Wyrick J D, Youse B D, Kiefhaber T R

机构信息

Department of Orthopaedic Surgery, University of Cincinnati, OH 45267-0212, USA.

出版信息

J Hand Surg Br. 1998 Dec;23(6):776-80. doi: 10.1016/s0266-7681(98)80095-8.

Abstract

Twenty-four patients were treated with scapholunate ligament repair and dorsal capsulodesis for scapholunate dissociation. Seventeen patients were available for follow-up at an average of 30 months. The average interval between injury and surgery was 3 months. At final follow-up, no patients were pain-free. Average total wrist motion was 60% and grip strength 70% of the opposite normal side. The average preoperative scapholunate angle was 78 degrees and was corrected to a normal 47 degrees at surgery. The average final scapholunate angle was 72 degrees, which was not significantly different from the preoperative value.
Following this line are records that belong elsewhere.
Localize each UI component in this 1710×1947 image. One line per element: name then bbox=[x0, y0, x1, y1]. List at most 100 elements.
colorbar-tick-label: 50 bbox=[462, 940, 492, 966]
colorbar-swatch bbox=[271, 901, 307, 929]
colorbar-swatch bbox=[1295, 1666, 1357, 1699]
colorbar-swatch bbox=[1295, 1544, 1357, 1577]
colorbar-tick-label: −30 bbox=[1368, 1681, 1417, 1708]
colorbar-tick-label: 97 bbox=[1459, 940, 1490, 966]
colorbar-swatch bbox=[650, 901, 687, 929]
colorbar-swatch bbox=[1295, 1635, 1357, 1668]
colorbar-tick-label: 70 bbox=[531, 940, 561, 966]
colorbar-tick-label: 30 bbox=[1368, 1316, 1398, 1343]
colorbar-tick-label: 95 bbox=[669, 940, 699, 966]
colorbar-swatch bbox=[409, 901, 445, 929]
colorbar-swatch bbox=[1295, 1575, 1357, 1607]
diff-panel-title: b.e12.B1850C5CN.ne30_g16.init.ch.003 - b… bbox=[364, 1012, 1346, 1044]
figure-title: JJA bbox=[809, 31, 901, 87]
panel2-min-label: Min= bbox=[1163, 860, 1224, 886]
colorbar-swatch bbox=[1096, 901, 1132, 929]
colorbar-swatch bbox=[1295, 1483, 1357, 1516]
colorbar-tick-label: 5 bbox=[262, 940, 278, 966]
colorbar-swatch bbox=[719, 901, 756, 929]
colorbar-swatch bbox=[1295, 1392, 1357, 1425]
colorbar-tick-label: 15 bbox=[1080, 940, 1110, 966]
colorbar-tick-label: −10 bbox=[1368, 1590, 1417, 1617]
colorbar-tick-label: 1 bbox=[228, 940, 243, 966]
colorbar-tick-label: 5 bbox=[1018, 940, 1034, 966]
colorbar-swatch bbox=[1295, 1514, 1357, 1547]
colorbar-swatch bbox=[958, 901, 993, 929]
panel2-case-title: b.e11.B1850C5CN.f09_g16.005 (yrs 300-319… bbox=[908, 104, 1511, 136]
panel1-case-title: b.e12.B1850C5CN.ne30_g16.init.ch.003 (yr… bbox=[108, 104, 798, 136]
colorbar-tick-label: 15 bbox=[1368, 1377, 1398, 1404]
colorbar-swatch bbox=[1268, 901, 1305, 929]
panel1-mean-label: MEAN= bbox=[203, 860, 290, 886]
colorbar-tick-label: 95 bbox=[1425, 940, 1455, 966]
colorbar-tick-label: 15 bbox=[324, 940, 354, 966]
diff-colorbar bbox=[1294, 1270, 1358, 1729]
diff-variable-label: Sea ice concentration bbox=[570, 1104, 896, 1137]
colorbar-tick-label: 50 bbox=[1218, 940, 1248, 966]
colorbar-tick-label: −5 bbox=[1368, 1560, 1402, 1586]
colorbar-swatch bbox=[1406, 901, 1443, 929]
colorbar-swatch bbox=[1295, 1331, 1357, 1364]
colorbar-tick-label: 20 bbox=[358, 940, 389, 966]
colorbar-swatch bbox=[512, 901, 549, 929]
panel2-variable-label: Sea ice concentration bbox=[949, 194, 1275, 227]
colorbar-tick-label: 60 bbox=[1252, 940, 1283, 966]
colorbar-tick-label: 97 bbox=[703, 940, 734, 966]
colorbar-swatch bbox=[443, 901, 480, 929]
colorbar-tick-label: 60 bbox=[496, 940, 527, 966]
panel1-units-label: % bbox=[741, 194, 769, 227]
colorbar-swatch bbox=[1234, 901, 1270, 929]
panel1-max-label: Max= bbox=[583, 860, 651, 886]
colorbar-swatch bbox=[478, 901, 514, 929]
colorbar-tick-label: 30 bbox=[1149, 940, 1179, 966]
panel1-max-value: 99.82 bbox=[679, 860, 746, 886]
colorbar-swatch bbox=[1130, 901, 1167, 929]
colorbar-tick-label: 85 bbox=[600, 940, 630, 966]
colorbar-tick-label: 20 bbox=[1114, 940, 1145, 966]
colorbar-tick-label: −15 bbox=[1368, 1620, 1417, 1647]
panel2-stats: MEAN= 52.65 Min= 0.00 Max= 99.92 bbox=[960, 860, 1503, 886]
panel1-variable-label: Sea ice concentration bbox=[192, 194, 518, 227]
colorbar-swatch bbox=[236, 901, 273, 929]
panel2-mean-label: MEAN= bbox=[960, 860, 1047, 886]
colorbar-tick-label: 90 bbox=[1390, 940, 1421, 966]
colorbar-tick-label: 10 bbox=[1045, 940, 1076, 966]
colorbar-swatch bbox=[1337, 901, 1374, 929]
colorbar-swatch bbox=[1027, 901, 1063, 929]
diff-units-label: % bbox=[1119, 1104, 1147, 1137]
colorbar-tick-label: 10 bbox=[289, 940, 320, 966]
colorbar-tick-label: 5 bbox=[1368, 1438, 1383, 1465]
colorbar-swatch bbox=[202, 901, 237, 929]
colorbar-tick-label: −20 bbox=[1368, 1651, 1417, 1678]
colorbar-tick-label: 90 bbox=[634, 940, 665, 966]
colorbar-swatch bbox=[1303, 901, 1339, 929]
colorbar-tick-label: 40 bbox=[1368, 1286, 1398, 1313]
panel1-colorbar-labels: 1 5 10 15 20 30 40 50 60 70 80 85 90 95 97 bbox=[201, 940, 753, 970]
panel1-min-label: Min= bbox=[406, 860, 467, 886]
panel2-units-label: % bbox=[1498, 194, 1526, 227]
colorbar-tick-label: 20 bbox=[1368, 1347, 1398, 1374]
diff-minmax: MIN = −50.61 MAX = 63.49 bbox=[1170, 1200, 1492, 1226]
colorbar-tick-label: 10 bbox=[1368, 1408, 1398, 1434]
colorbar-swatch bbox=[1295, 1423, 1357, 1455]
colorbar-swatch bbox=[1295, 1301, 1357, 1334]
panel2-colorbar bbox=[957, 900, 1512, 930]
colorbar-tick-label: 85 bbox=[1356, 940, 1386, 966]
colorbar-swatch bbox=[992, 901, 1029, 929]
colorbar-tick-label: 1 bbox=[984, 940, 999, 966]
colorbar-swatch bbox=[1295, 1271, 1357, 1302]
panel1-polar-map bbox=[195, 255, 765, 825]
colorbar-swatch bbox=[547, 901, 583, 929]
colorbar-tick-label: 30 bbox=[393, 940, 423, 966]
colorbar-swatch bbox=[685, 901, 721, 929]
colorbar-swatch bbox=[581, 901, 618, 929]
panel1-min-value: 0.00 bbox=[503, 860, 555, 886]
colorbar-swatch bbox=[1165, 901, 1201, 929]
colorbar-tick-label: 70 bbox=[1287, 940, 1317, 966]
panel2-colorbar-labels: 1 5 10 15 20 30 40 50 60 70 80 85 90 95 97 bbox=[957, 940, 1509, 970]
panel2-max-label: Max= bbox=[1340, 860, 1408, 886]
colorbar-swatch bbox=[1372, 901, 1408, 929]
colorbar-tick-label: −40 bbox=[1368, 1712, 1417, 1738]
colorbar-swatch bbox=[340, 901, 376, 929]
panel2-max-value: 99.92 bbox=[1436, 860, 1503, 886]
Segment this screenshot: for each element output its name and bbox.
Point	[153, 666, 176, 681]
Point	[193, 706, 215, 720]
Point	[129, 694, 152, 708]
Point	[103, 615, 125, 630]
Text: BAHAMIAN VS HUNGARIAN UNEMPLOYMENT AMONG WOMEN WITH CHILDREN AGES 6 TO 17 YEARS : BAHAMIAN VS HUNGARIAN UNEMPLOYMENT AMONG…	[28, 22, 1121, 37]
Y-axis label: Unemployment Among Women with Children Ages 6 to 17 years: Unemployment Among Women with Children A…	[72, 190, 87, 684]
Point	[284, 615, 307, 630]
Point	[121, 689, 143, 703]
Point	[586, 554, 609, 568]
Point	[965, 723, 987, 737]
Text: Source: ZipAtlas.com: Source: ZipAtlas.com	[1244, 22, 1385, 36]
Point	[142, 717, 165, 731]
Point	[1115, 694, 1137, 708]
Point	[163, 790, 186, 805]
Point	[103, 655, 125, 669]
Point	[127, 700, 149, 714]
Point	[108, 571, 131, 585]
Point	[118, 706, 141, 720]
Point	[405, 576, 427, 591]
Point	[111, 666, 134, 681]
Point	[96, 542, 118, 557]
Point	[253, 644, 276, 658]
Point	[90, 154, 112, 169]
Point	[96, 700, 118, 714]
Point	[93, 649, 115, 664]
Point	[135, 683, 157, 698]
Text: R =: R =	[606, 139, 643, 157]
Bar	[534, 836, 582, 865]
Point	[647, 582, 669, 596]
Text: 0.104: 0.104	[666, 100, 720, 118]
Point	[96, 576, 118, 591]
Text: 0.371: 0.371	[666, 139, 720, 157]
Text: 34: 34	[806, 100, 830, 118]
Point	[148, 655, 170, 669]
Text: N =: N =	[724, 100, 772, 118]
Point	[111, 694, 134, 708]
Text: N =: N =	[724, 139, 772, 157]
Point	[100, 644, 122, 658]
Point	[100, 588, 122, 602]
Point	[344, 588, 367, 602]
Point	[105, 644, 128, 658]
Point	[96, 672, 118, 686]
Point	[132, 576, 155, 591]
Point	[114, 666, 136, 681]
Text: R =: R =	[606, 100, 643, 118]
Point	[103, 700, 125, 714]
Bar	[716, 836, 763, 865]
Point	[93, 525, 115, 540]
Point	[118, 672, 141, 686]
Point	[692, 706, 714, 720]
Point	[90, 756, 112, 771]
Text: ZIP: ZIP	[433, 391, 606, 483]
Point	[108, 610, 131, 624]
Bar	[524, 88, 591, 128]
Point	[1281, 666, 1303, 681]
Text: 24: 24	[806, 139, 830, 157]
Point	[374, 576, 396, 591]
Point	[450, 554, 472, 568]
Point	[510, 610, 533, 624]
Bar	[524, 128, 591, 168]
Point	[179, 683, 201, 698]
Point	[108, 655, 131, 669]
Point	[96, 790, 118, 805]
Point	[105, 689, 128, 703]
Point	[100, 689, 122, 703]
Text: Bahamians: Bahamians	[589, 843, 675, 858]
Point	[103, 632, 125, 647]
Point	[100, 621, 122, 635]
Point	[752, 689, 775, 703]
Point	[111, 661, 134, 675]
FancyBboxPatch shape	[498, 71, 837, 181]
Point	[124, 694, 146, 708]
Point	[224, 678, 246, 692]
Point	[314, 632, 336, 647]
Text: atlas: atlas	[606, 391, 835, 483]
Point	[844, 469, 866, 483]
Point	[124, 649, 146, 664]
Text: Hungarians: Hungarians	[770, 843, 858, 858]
The scapholunate gap likewise was not significantly changed postoperatively. Only two patients had an excellent or good outcome using a clinical grading system, and six out of 17 scored good or excellent using a radiographic grading system. In conclusion, repair of the scapholunate ligament with dorsal capsulodesis failed to provide consistent pain relief and maintain carpal alignment in patients with static scapholunate instability.